Две дальние комнаты вмещали несколько иную публику. Там толпились не бродяги, а потрепанные старые и непомерно разукрашенные шлюхи, девчонки четырнадцати лет нахальнейшего вида, с синяками под глазами и с бледными приметами туберкулеза, и местные хлюсты в тяжелых кольцах с поддельными камнями и в пальтецах поавантажнее, чем у посетителей первого зала. В пряной кутерьме мелькали разряженные дамы и господа во фраках: наведываться в «Шато-Руж» становилось модно, сулило неизведанные эмоции.

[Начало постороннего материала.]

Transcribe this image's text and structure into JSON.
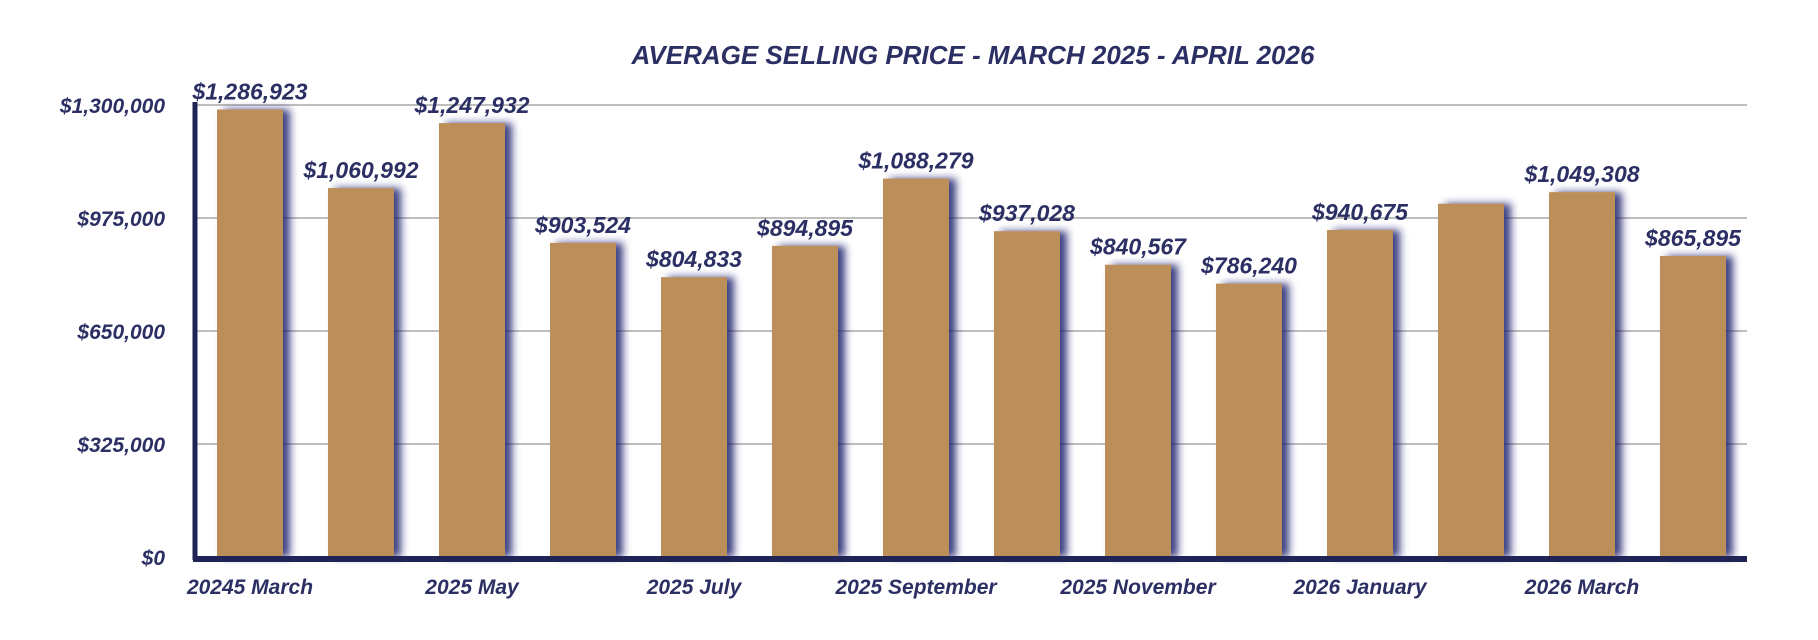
{
  "chart_data": {
    "type": "bar",
    "title": "AVERAGE SELLING PRICE - MARCH 2025 - APRIL 2026",
    "xlabel": "",
    "ylabel": "",
    "categories": [
      "20245 March",
      "",
      "2025 May",
      "",
      "2025 July",
      "",
      "2025 September",
      "",
      "2025 November",
      "",
      "2026 January",
      "",
      "2026 March",
      ""
    ],
    "values": [
      1286923,
      1060992,
      1247932,
      903524,
      804833,
      894895,
      1088279,
      937028,
      840567,
      786240,
      940675,
      1016000,
      1049308,
      865895
    ],
    "data_labels": [
      "$1,286,923",
      "$1,060,992",
      "$1,247,932",
      "$903,524",
      "$804,833",
      "$894,895",
      "$1,088,279",
      "$937,028",
      "$840,567",
      "$786,240",
      "$940,675",
      "",
      "$1,049,308",
      "$865,895"
    ],
    "ylim": [
      0,
      1300000
    ],
    "yticks": [
      0,
      325000,
      650000,
      975000,
      1300000
    ],
    "ytick_labels": [
      "$0",
      "$325,000",
      "$650,000",
      "$975,000",
      "$1,300,000"
    ],
    "grid": true,
    "colors": {
      "bar": "#BC8E5A",
      "text": "#2B2F63",
      "axis": "#1F2356",
      "grid": "#A8A8A8",
      "shadow": "#1C1F6E"
    }
  }
}
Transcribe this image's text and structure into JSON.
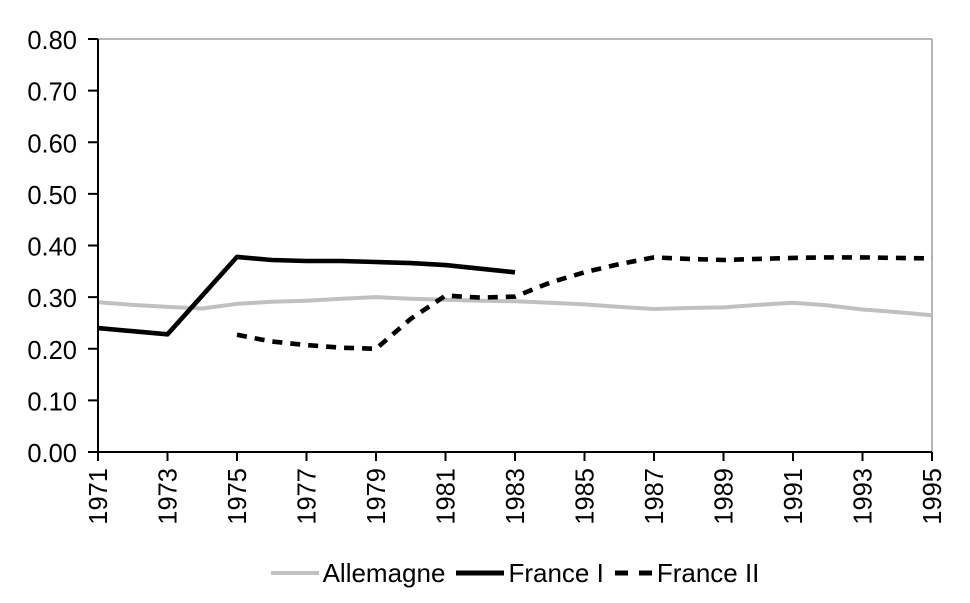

Поздно вечером, выходя из театра, они подкатывали в каретах. Париж упивался уголовной романтикой, а хозяин, кажется, даром пускал к себе мазуриков и даже давал им бесплатную выпивку, на радость солидным буржуа, с которых за тот же самый абсент драли вдвое.
В «Шато-Руж», по указанию Рачковского, Симонини разыскал некоего Файоля, по профессии торговца зародышами. Этот пожилой человек, завсегдатай «Шато-Руж», расходовал на восьмидесятиградусный арак все, что зарабатывал за день хождением по госпиталям за эмбрионами и недоносками, которых перепродавал студентам медицинского факультета. Он испускал такую вонь алкоголя и мертвечины, что вынужден был сидеть особняком даже и в тамошнем зловонии. Но о нем говорили, что у него полно знакомых среди студентов, особенно среди вечных студентов, тех, кто обычно поглощен попойками, а не исследованием зародышей и в принципе не против устроить кавардак, как только предоставится оказия.
Оказия как раз была. Случаю заблагорассудилось, чтоб именно тогда народ Латинского квартала сильно озлобился на старого долдона сенатора Беранже, так называемого Непорочного Папулю. Тот как раз внес на обсуждение законопроект об оскорблении общественного вкуса, и были первые наказанные, естественно – из студентов. Папуля обратил острие закона против некоей Сары Браун, которая, полуголая, полногрудая (и, разумеется, потная… – с ужасом дорисовывал Симонини), выступала в соседнем заведении
Студентов лучше не задевать, не замахиваться на бесхитростные их зрелища. Та группа, в которой имел влияние Файоль, постановила: устроить ночью кошачий концерт под окнами у сенатора. Осталось только выведать, на какую ночь назначена вылазка, и устроить так, чтобы поблизости от тех окон оказались по своим делам любители помахать кулаками. За совсем невысокую плату Файоль взял организацию на себя. Симонини только передал Эбютерну, в который день все произойдет и в каком часу.
Как только студенты загалдели, подоспела ватага не то солдат, не то жандармов. На всякой долготе и широте ничто не бесит молодежь так, как полиция. Тут сразу и булыжники в воздухе, и угрожающие крики, и – будто по заказу – первый же выстрел дымовой шашкой, выпущенный одним из солдат чисто для острастки, угодил в глаз бедняге, проходившему по переулку. Вот и труп, а что еще надо. Натурально, пошли строиться баррикады. Вспыхнуло настоящее восстание. Были введены в действие бойцы Файоля. Студенты стопорили на ходу омнибусы, вежливо просили пассажиров освободить места, выпрягали лошадей и переворачивали повозки. Образовывались баррикады. Тут наскакивали другие сорванцы, поджигали весь завал. За совсем недолгое время заварушка превратилась в мятеж, а мятеж обещал перейти в революцию. Первые страницы газет были заняты этими новостями, никого уже не волновала Панама.